世田谷区はきょう(5日)、太平洋戦争中の空襲などで被害を受けた民間人に対して見舞金を支給する条例を都内で初めて可決しました。
戦争による被害については、軍人などには国から補償を行ってきた一方、空襲の被害にあった民間人に対する補償は対象外となっていました。
世田谷区はきょう、区内に住む空襲による民間の被害者に対して、1人あたり3万円の見舞金を支給する条例を可決しました。

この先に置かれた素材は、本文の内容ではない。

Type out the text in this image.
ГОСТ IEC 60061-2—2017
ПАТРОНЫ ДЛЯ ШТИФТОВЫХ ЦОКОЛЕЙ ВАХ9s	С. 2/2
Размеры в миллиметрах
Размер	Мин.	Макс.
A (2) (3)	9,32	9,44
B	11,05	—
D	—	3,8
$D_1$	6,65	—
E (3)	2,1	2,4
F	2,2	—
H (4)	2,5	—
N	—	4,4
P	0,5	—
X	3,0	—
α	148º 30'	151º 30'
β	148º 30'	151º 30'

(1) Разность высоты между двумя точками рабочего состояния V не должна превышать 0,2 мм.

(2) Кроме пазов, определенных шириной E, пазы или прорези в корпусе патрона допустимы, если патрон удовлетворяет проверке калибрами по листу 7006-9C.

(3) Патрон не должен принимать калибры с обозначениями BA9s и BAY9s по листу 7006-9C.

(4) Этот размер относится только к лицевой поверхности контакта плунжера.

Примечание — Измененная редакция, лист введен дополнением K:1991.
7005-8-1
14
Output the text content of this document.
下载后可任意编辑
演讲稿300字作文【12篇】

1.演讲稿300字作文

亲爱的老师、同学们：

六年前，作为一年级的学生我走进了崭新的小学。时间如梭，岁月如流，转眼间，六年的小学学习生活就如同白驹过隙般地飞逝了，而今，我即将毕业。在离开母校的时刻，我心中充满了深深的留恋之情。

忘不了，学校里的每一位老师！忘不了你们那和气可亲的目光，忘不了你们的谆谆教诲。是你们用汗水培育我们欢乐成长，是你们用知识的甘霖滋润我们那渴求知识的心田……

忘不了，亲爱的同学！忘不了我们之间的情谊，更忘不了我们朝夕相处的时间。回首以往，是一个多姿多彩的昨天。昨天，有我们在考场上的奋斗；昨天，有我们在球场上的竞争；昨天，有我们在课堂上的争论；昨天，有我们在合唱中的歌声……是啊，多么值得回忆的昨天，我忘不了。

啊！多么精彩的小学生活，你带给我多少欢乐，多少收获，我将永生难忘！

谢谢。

空襲の被害にあった民間人を支援する条例の制定は都内で初めてです。
支給の対象となるのは、1941年から1945年までに空襲や艦砲射撃で負傷し、▼7級以上の身体障害か、3級以上の精神障害が残る人や、▼大きな火傷を負ったり、深刻なトラウマを抱えたりする人です。
東京大空襲で母と2人の弟を亡くしている全国空襲被害者連絡協議会の河合節子さんは、議会を傍聴したあと、条例の可決に「ほっとした」としたうえで、「戦後80年の機会を逃しては前に進めることはできない。当事者としても今年中になんとかしてほしいとつくづく思っている」と国による補償にも期待をにじませました。
今年は戦後80年にあたり、当事者の高齢化も進むことなどから、世田谷区は「今回の条例制定によって国による救済も後押ししていきたい」としています。